Dark Mode in Marketo Engage: What to Expect and How to Plan for It
Dark mode has become a normal part of the email experience, which means marketers need to think about more than just how an email looks in the default inbox view.
The tricky part is that dark mode does not behave the same way across email clients. Some inboxes support custom dark mode styling, some apply their own automatic treatment, and some ignore custom settings altogether. That can make testing feel inconsistent unless you know what to expect.
With the new Email Designer in Marketo Engage, you can now do more to prepare for dark mode. Marketo lets you:
- preview dark mode behavior
- define custom dark mode styling for supported clients
- adjust text, background, and button colors
- swap in alternate assets when needed
- test rendering across clients with Litmus integration
That said, it’s important to set expectations correctly: Marketo Engage cannot control how every email client ultimately renders your message.
Once the email reaches the inbox, the email client still has the final say. That’s why the same email may look different in Gmail, Apple Mail, and Outlook, and it sometimes even differs between desktop and mobile versions of the same client.

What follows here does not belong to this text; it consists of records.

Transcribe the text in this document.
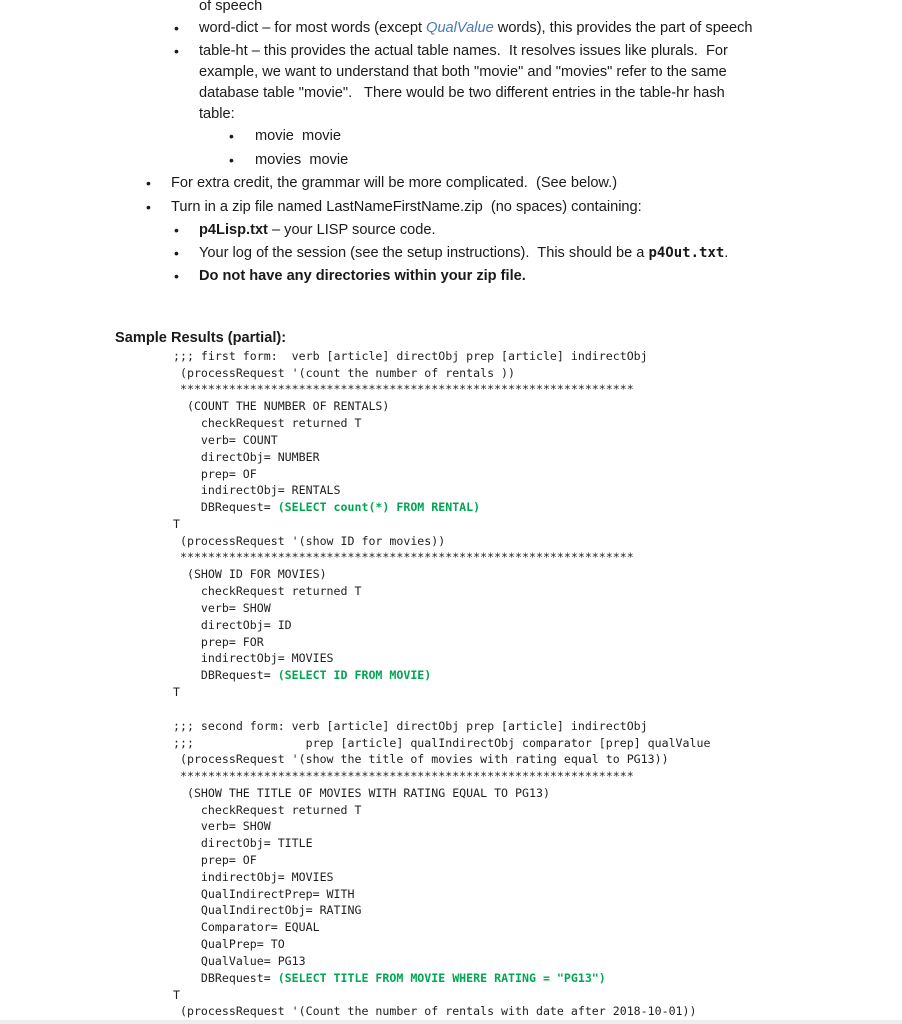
of speech
• word-dict – for most words (except QualValue words), this provides the part of speech
• table-ht – this provides the actual table names.  It resolves issues like plurals.  For
example, we want to understand that both "movie" and "movies" refer to the same
database table "movie".   There would be two different entries in the table-hr hash
table:
• movie  movie
• movies  movie
• For extra credit, the grammar will be more complicated.  (See below.)
• Turn in a zip file named LastNameFirstName.zip  (no spaces) containing:
• p4Lisp.txt – your LISP source code.
• Your log of the session (see the setup instructions).  This should be a p4Out.txt.
• Do not have any directories within your zip file.
Sample Results (partial):
;;; first form:  verb [article] directObj prep [article] indirectObj
(processRequest '(count the number of rentals ))
*****************************************************************
(COUNT THE NUMBER OF RENTALS)
checkRequest returned T
verb= COUNT
directObj= NUMBER
prep= OF
indirectObj= RENTALS
DBRequest= (SELECT count(*) FROM RENTAL)
T
(processRequest '(show ID for movies))
*****************************************************************
(SHOW ID FOR MOVIES)
checkRequest returned T
verb= SHOW
directObj= ID
prep= FOR
indirectObj= MOVIES
DBRequest= (SELECT ID FROM MOVIE)
T
;;; second form: verb [article] directObj prep [article] indirectObj
;;;                prep [article] qualIndirectObj comparator [prep] qualValue
(processRequest '(show the title of movies with rating equal to PG13))
*****************************************************************
(SHOW THE TITLE OF MOVIES WITH RATING EQUAL TO PG13)
checkRequest returned T
verb= SHOW
directObj= TITLE
prep= OF
indirectObj= MOVIES
QualIndirectPrep= WITH
QualIndirectObj= RATING
Comparator= EQUAL
QualPrep= TO
QualValue= PG13
DBRequest= (SELECT TITLE FROM MOVIE WHERE RATING = "PG13")
T
(processRequest '(Count the number of rentals with date after 2018-10-01))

A good dark mode strategy in Marketo Engage is less about chasing perfect consistency and more about building emails that stay:
- readable
- on-brand
- visually clear
- resilient across major inbox environments
A few practical recommendations:
- Design for contrast first
Make sure text remains easy to read against both light and dark backgrounds. - Review logos and image assets carefully
Images do not always behave like text and background colors. A logo that works well in light mode may disappear or lose impact in dark mode. - Test in the email clients your audience actually uses
Focus on the inboxes that matter most to your recipients instead of trying to optimize equally for every possible client. - Expect variation
Dark mode in email is not a fully controlled environment. Small differences between clients are normal.
The good news is that Marketo Engage now gives marketers a much better way to preview, style, and test for dark mode than before. The key is using those tools with realistic expectations.
Bottom line: dark mode is worth planning for in Marketo Engage, but success comes from thoughtful design and testing, not from assuming every inbox will behave the same way.
Has anyone here found a dark mode testing workflow in Marketo that works especially well for their team? I’d be interested to hear how others are approaching logos, buttons, and image handling.